Bogor: Pemerintah Kota (Pemkot) Bogor akan membangun ruang terbuka hijau (RTH) yang terintegrasi dengan Stasiun Besar Bogor, sarana ibadah Masjid Agung dan infrastruktur lain di atas bekas lahan Plaza Kapten Muslihat. Luas lahan tersebut mencapai 2,3 hektare.

Langkah ini diambil Pemkot Bogor lantaran habisnya masa kontrak PT Exotica selaku pengelola Plaza Kapten Muslihat, atau yang lebih dikenal sebagai Taman Topi pada Desember 2018. Lahan tersebut merupakan aset Pemkot Bogor.

Wali Kota Bogor Bima Arya menyebut kontrak pengelolaan lahan tidak diperpanjang. "Sehingga ke depan, Pemkot Bogor akan menyulap Taman Topi sebagai RTH yang terintegrasi," kata Bima saat ditemui di Balai Kota Bogor, Jawa Barat, Senin, 27 Agustus 2018.

Dia dan jajarannya sempat meninjau setiap sudut Plaza Kapten Muslihat yang di dalamnya memiliki beberapa kios berbentuk topi. Mereka juga melihat Taman Irma Ade Suryani, sarana bermain anak, di dalam lahan.

Dia mengajak pengelola untuk menyosialisasikan ke pedagang terkait akan habisnya kontrak.

RTH yang akan dibangun nanti  memiliki lorong bawah tanah menuju Stasiun Bogor. "Lorong tersebut akan ditempati pula oleh para UMKM dan PKL yang selama ini berdagang di kawasan tersebut," ucap Bima.

Rencana jangka panjang ini menjadi bagian yang terintegrasi dengan stasiun dan Masjid Agung. Jadi Plaza Kapten Muslihat ini akan menjadi Taman Raya Bogor.

"Pembangunan ini harus terintegrasi, tidak boleh masing-masing jalan sendiri dengan desain berbeda-beda," ungkapnya.

Kawasan ini memiliki kepadatan yang cukup tinggi dan ingin dijadikan kawasan publik yang nyaman.
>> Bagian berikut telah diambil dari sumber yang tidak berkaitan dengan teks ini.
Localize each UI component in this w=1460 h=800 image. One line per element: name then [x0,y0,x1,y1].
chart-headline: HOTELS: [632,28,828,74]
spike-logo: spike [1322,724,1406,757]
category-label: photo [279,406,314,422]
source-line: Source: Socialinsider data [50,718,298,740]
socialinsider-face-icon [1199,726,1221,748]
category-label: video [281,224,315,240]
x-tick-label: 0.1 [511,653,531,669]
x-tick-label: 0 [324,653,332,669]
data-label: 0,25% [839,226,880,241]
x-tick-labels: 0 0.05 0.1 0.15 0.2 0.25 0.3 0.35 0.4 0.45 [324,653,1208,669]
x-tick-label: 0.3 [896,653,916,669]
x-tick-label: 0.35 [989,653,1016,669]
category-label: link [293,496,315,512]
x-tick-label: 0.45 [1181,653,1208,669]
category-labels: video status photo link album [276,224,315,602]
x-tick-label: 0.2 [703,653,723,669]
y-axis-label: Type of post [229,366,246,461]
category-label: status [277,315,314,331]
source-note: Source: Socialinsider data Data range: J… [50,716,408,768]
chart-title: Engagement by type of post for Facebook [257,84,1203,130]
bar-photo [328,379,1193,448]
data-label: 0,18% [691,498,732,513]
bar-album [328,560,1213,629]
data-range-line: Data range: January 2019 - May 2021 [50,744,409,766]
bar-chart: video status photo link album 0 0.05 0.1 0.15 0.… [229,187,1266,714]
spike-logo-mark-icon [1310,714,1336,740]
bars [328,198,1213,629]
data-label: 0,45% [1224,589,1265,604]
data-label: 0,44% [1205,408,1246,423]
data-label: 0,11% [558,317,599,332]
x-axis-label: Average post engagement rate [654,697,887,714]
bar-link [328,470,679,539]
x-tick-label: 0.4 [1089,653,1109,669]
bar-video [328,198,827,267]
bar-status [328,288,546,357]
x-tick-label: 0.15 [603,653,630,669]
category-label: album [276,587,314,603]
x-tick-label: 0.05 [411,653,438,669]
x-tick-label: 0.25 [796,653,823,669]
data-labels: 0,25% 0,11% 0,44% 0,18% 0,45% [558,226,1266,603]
Dia menyebut tempat ini bisa didatangi 2.000 pengunjung per hari, yang 70 persen di antaranya dari luar Bogor.

Bima menyatakan, pihaknya sedang mematangkan konsep RTH terintegrasi dan menunggu Detail Engineering Design (DED selesai.

"Yang jelas nanti kita akan ambil alih dulu dan kita lihat mana tenant yang bisa lanjut, mana yang tidak," kata dia.

Sementara itu, Humas PT Exotica Pengelola Plaza Kapten Muslihat, Basiran menjelaskan, pengambilalihan aset telah dikomunikasikan sejak jauh-jauh hari.

"Namun, banyak tenant yang menginginkan diperpanjang kontraknya. Kami akan mengusahakan untuk bisa dilanjut tapi itu tergantung Pemerintah Kota Bogor," kata Basir.